The trust crisis, the WSJ observed, didn’t start with Steve Jobs coming out with the iPhone, nor when Mark Zuckerberg drew out Facebook. “It has been simmering for decades.” 

WSJ reports that the Gallup organization has been polling people on trust with institutions for years. There has been a dimming view of media, politicians and clergy. The latest poll showed big business trailing the presidency, banks, criminal justice, and the church on credibility.

“Trust is more important to business success and sustainability over the long term,” Gallup said in a recent report on corporate reputation. “More than ever, integrity is the ultimate brand attribute.”

WSJ observed that “distrust worsens as people feel increasingly powerless in their dealings with business.”  

WSJ quotes a CEO: “Trust is certainly eroding. This is in large part because of what people see in their newsfeeds. Today’s politics is endlessly divisive and companies aren’t offering a clear alternative. Seldom does a day go by without hearing about a company or its leader embroiled in a controversy.”

WSJ reports that in response, “some companies have gone so far as to hire executives whose only job is to worry about trust.” Air BnB has appointed the one time chief of staff of former US attorney general Eric Holder as its vice president of trust.

I doubt if appointing a full time executive to deal with trust issues will erase the skepticism people have about corporates as insitutitions. It seems like a knee jerk response to a growing concern that will go the way of the fad about Corporate Social Responsibility or CSR.

The problem is way bigger and requires more than individual corporate responses. It is the same thing in the US and it is back in Manila. 

An interesting new book, Winners Take All, proved to be a provocative read during the holidays. Anand Giridharadas, a columnist of the New York Times, investigated how the global elite’s efforts “to change the world” preserve the status quo and obscure their role in causing the problems they later seek to resolve.”

“It is not inevitable that what passes for progress in our age involves the concentration of power into a small number of hands and the issuance of stories about the powerful being fighters for the little guy.”

This is precisely the point I have been making about how business and other institutions, including the church, have to make a conscious effort to win back the people’s trust. Big business cannot think that token efforts at so called CSR activities are enough.

During the height of the student power crisis in the late ‘60s and early ‘70s, big business were surprised that the demonstrations were attacking not just the Marcos government, but also big business as well. Their response was to put up the Philippine Business for Social Progress or PBSP.

The PBSP is still around today, but relegated to doing academic studies whose findings are supposed to help uplift the condition of our poor and marginalized. In the process, PBSP itself had been marginalized to the point of irrelevance.

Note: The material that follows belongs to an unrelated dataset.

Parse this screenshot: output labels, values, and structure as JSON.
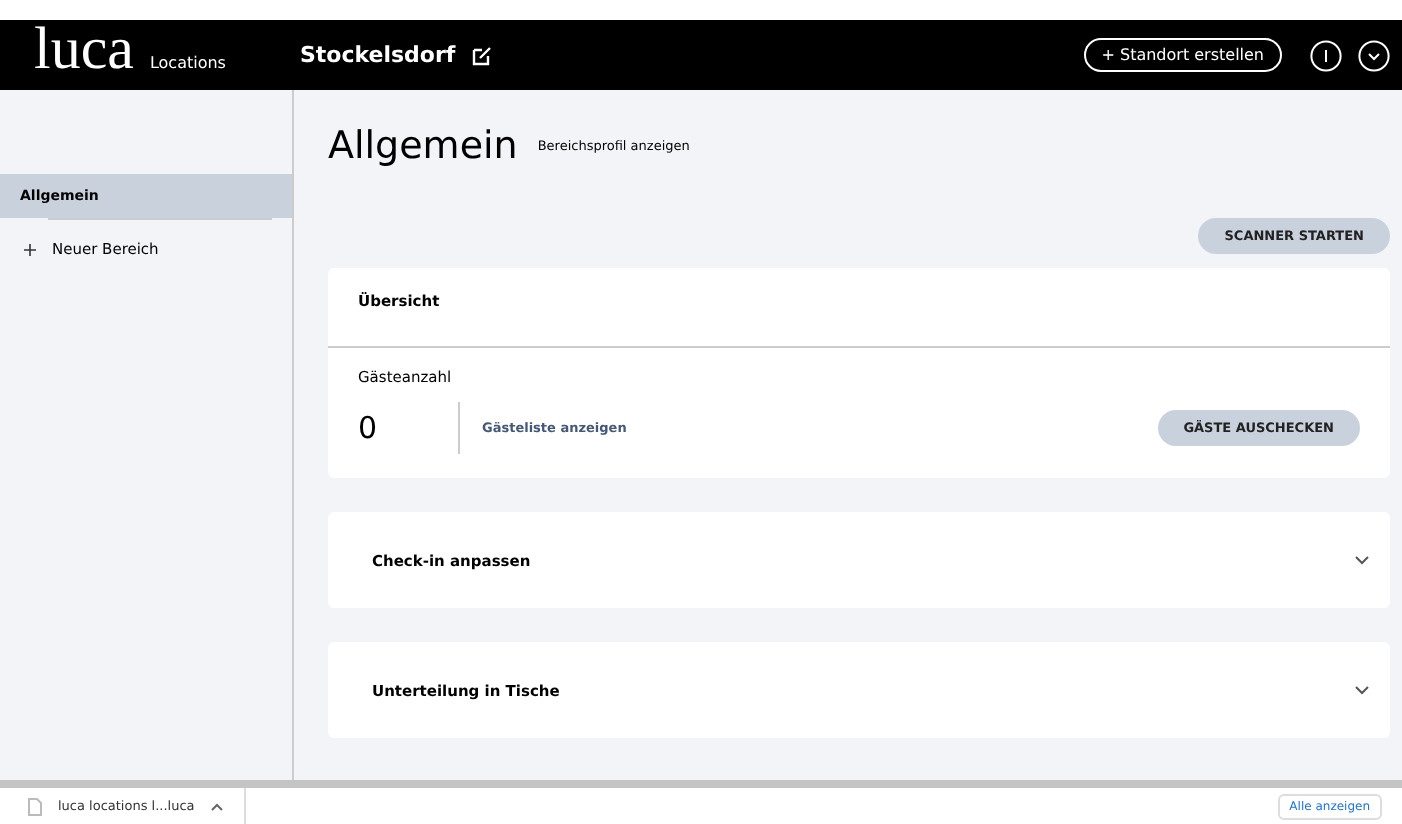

Not only has the problems PBSP was supposed to address at its inception become worse today, its members are going their separate ways with their own CSR activities. The social progress that was its goal for 50 or so years remains elusive.

The negative public response to the water companies is probably undeserved. But people are ready to forget the good that the water companies delivered through the years and only remember potential instances of suspected abuses in the way water rates are determined.

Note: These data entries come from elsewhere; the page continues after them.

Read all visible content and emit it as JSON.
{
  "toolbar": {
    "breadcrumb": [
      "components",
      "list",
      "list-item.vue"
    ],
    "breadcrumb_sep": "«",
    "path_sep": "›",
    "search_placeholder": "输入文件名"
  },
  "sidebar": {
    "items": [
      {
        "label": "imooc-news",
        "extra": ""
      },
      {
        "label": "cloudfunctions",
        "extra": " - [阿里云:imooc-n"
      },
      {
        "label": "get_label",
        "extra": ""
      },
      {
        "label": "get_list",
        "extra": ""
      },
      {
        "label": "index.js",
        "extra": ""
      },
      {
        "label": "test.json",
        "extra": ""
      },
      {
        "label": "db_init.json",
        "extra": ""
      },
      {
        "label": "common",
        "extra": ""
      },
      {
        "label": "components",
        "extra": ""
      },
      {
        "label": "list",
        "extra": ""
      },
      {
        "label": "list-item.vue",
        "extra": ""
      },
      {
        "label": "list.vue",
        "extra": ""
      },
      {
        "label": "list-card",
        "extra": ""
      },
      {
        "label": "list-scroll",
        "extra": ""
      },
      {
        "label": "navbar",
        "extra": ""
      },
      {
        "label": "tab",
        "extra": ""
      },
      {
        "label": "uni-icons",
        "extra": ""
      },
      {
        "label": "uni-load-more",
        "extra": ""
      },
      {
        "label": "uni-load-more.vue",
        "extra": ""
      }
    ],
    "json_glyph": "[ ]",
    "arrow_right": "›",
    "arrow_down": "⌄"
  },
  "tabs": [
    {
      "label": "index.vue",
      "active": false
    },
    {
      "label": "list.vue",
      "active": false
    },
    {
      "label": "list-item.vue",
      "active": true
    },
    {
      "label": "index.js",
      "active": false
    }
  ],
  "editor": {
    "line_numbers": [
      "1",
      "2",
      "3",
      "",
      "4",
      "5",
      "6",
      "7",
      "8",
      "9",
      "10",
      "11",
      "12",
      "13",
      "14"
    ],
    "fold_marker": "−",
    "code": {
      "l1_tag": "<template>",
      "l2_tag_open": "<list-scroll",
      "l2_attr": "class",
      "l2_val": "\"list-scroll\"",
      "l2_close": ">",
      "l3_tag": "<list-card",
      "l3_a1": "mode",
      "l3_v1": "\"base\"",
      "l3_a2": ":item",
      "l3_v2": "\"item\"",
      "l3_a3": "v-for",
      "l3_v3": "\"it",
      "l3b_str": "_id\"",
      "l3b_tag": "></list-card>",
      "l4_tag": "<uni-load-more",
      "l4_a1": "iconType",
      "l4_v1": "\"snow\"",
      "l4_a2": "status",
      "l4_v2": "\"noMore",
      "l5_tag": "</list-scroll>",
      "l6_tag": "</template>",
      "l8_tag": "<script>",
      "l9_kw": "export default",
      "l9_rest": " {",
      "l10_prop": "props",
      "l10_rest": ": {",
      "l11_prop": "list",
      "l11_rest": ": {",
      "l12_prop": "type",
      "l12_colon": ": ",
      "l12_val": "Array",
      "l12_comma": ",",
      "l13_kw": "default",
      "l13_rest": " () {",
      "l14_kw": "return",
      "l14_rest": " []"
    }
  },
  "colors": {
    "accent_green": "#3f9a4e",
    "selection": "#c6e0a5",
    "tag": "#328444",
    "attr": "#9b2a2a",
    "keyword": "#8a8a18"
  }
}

The mining companies had similar credibility and trust issues when the late Gina Lopez took them on for environmental abuses. While not all mining companies are abusing the environment, the responsible ones take the blame with the irresponsible. The loss of trust was focused on an industry and only an industry wide effort to fix the damage done by the few can win back public trust.

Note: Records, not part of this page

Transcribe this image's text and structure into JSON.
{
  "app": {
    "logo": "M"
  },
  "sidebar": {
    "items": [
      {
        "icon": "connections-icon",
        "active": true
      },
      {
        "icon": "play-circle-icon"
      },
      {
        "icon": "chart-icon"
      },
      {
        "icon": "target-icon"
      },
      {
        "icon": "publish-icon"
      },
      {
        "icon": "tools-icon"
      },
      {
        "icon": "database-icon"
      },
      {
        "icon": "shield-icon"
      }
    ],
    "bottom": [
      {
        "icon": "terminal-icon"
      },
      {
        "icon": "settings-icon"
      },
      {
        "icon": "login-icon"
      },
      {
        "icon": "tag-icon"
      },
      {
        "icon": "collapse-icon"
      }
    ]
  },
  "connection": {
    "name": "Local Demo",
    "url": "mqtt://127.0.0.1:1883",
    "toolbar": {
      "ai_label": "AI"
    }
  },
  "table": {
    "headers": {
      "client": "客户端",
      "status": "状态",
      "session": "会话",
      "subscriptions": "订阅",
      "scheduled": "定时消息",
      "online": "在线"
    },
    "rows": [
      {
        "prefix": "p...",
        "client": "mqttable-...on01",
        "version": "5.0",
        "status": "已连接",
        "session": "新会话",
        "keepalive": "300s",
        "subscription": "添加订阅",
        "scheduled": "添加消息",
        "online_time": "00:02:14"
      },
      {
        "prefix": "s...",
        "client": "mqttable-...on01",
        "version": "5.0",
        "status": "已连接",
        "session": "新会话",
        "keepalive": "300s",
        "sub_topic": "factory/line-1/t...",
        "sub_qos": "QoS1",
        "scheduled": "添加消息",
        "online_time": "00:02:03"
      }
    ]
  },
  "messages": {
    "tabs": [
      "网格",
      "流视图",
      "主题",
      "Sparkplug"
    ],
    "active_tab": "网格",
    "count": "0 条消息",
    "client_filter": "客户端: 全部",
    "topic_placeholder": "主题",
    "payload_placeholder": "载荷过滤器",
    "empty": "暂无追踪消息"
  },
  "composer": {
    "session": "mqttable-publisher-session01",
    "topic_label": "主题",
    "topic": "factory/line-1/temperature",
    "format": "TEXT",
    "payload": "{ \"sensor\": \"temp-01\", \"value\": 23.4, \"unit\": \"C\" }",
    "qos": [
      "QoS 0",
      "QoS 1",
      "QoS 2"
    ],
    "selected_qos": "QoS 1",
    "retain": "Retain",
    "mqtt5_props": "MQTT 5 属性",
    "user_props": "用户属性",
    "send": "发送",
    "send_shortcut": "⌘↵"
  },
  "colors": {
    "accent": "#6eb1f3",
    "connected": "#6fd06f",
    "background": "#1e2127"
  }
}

Trust issues get easily blown up in the digital world. The tendency of many corporates to deny responsibility at the first outbreak of bad news only makes it more difficult to win back consumer trust. 

The thing is… some corporates may think they are immune to adverse trust issues by the nature of their business. But no one really is. People’s skepticism in the ways of big business is always there and it takes so little to be ignited into a major concern.

What’s to be done? I am not sure appointing a VP for trust is a cure-all solution. Indeed, every corporate officer and employee should be the VP for trust. Having a true social conscience as part of the corporate governance practices is the way to go.

Maybe the joint effort of the PSE and the SEC to go beyond the usual P and L mentality in reporting corporate performance and include sustainability is a good start. In the end, it is still better if society’s elite, particularly the business taipans, work together to help fix our many social problems. 

It can be done. San Miguel is trying to integrate social responsibility in its business model. Actually helping the grassroots to rise and partake of the benefits of our economy’s growth is the only way to go.

Trust, once broken, is difficult to win back. But an earnest effort to do just that should help ease social tensions.